Motor impairments: Users who navigate with keyboard rather than mouse, or who use switch controls, voice control, or other assistive devices, need interfaces that are fully operable without pointing devices and that don’t require fine motor precision.

Cognitive impairments: Users with dyslexia, ADHD, autism, and other cognitive differences benefit from clear language, predictable navigation, reduced cognitive load, and the ability to pause or control time-sensitive content.

Hearing impairments: Deaf and hard-of-hearing users need text alternatives to audio content, captions for video, and visual alternatives to audio alerts.

Beyond permanent disabilities, accessibility also benefits users experiencing temporary impairments: a broken arm, bright sunlight making a screen hard to see, or a noisy environment where audio can’t be heard.
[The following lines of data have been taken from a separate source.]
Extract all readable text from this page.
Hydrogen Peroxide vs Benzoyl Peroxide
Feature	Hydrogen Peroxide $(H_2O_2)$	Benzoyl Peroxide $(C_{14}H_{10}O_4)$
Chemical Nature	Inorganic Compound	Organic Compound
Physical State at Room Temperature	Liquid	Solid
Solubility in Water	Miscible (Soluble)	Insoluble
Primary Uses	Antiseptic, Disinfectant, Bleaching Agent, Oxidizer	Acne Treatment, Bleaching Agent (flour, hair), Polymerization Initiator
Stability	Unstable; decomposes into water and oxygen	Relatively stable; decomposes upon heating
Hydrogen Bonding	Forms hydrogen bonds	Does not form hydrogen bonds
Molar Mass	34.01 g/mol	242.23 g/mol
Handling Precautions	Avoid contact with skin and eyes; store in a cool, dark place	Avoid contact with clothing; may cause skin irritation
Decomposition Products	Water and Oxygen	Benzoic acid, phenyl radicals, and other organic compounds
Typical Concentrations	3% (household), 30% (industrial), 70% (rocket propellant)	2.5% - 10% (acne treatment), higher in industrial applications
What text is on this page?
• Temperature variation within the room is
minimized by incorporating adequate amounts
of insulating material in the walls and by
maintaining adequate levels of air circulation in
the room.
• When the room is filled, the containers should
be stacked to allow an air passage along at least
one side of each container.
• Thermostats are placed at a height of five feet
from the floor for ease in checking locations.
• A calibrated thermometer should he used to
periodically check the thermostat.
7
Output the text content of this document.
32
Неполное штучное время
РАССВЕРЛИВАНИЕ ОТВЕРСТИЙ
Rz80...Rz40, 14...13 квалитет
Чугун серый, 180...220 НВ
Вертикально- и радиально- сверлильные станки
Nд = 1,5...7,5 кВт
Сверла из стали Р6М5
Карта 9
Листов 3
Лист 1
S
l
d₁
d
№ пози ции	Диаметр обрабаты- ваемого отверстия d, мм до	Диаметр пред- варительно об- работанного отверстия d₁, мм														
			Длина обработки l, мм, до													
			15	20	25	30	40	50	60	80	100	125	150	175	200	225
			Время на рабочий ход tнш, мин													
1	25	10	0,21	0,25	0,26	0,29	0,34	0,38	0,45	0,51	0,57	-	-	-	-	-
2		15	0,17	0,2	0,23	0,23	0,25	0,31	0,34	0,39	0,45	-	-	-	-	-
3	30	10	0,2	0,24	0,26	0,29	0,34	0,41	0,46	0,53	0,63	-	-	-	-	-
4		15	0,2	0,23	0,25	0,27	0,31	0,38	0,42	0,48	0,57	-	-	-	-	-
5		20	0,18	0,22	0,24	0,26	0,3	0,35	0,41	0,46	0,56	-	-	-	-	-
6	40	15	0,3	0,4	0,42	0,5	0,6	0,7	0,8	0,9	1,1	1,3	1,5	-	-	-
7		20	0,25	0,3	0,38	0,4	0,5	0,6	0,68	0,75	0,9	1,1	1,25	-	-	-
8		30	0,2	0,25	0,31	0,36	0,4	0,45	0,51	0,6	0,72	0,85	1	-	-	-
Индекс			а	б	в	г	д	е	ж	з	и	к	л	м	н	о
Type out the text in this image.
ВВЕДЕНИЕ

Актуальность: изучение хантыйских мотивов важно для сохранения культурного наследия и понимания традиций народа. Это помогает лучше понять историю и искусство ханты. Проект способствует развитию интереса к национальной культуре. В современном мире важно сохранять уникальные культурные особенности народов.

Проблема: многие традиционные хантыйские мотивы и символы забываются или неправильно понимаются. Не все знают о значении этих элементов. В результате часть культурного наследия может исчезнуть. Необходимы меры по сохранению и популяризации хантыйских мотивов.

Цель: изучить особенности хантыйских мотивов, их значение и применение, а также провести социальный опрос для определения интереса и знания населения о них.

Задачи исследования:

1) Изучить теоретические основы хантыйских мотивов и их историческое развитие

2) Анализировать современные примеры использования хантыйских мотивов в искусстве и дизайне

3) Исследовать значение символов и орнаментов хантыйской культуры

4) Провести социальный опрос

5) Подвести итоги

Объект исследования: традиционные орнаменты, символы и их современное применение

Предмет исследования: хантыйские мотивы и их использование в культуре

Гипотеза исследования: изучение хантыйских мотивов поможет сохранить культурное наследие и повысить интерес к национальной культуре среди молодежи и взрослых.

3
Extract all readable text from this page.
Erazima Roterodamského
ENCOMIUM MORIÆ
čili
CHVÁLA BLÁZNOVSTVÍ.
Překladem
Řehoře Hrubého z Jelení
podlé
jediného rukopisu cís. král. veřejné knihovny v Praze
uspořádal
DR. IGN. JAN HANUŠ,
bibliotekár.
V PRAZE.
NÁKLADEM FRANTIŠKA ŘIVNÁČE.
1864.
Accessible products are simply more usable products.

Why Accessibility Becomes an Afterthought

It’s invisible until it’s a problem: Teams building products without users with disabilities on their testing panels or in their research pools never encounter the barriers their products create. The people most affected aren’t in the room.

The MVP trap: Accessible development requires upfront investment. Teams optimizing for speed to market treat accessibility as a future enhancement rather than a foundation — and then discover that retrofitting accessibility into an inaccessible system is dramatically more expensive than building it in from the start.

“It’s not our users”: Product teams sometimes rationalize away accessibility investment by claiming that their target users don’t include people with disabilities. This is almost always wrong: every significant user segment includes people with disabilities, and the segment is invisible precisely because the product excludes them.

Making Accessibility a First-Class Product Quality

Include it in the Definition of Done: Accessibility criteria — keyboard navigability, screen reader compatibility, sufficient color contrast, caption availability — belong in the Definition of Done alongside functional testing requirements.

Test with users who have disabilities: Accessibility tools like screen readers and keyboard navigation testing reveal some issues; automated accessibility checkers reveal more. But nothing replaces testing with actual users who rely on these technologies to navigate your product.

Invest in accessibility education: Accessibility expertise is rare on most product teams. Building baseline knowledge — what WCAG standards require, how screen readers work, what keyboard navigation patterns are expected — enables the team to make accessible design decisions proactively rather than reactively.

Start in design: The cheapest place to fix an accessibility problem is in the design phase, before a line of code is written. Including accessibility considerations in design review — with specific criteria rather than vague aspirations — prevents the most costly retrofitting.

Key Takeaways

Product accessibility is a test of whether a product team’s commitment to serving users is genuine or aspirational. Building for users means building for all users — including those who navigate the world differently. Teams that treat accessibility as a core product quality from the beginning build more inclusive products, avoid legal exposure, and often discover that accessible design produces better experiences for everyone.